Patients should also be offered a personalised package of care to include up-to-date education and information on such facts as stroke awareness and prevention, rate control and assessment of symptoms for rhythm control. Patients should also know who to contact for advice and for psychological support if needed. Pharmacists can make an important contribution in providing education and advice on medicines to patients with AF.
Summary of options for rhythm control strategy are as follows:
- Cardioversion
- Amiodarone can be considered starting 4 weeks before cardioversion and continuing for up to 12 months in order to maintain sinus rhythm. However the benefits and risks of using amiodarone should be discussed with the patient first.
- Drug treatment for long term rhythm control. These include standard beta blockers (not sotalol) as first line treatment and other anti-arrhythmic agents such as dronedarone and amiodarone.
- Left atrial ablation. This can be used when drug therapy fails to control symptoms or is unsuitable.
- Pace and ablate strategy. This can be considered in patients with permanent AF and symptoms or with left ventricular dysfunction thought to be caused by high ventricular rates.
Non-Pharmacological management
Up to 50% of patients with recent onset AF will revert to normal sinus rhythm spontaneously.
In order to convert to normal sinus rhythm either pharmacological or electrical cardioversion is considered. Electrical cardioversion is often quicker and has a high success rate but the procedure requires the need for ‘conscious sedation’ or for anaesthesia.
Pharmacological management
When approaching pharmacological management a choice should first be made between either rate or rhythm control for each individual patient.
Rate control strategy
The aim is to control the ventricular rate (= rate control) promptly. Drug therapy lies between a beta blocker (not sotalol) or a ‘rate-limiting’ calcium channel blocker.
Rate control can be used first line for most patients presenting with AF.

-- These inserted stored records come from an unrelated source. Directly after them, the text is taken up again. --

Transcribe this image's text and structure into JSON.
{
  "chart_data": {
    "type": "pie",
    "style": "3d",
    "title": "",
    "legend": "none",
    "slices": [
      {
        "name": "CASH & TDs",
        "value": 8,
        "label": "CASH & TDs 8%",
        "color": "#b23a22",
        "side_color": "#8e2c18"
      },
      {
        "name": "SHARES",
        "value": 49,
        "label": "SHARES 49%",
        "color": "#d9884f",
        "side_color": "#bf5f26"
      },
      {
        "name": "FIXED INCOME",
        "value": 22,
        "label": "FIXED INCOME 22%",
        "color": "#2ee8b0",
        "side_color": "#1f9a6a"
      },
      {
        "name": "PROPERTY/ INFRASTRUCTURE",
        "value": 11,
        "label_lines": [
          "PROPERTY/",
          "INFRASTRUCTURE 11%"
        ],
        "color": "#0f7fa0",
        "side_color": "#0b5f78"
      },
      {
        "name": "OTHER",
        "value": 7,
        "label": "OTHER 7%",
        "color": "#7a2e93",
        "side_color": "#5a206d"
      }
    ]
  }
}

NICE recommends that rate control is ‘offered as the first line strategy’ for patients presenting with AF except in the following:
whose AF has a reversible cause
who have heart failure primarily thought to be caused by AF
who present with new-onset AF
with atrial flutter where ablation strategy is considered suitable to restore sinus rhythm
when clinical judgement considers a rhythm control strategy would be more suitable
Rhythm control strategy
Rhythm control aims to restore and maintain normal sinus rhythm. This can be achieved by using either an anti-arrhythmic agent (= pharmacological therapy) and/or electrical rhythm control (= cardioversion). This strategy is used for patients whose symptoms continue after heart rate has been controlled OR in whom rate control has failed.
NICE recommends that rhythm control strategy may be more appropriate in the following cases i.e. for patients in whom rate control is not recommended:
With new onset AF
Where AF has a reversible cause e.g. infection
Where AF is thought to be caused or worsened by heart failure
With atrial flutter where ablation strategy is considered suitable to restore sinus rhythm
When clinical judgement considers a rhythm control strategy more suitable
‘Pill-in-the-pocket’ Strategy
This strategy is suitable for patients who have paroxysmal AF and who have a history of infrequent symptomatic episodes. They should also have a systolic BP of greater than 100mmHg and a resting heart rate of greater than 70bpm. A history of left ventricular dysfunction, valvular or ischaemic cardiac disease should be ruled out.
Patients should be able to fully understand when and how to take their medication in the event of a paroxysm of AF. Drugs such as flecainide or propafenone are used on a ‘when required’ basis. Known precipitants such as caffeine, alcohol and stress should be avoided where possible.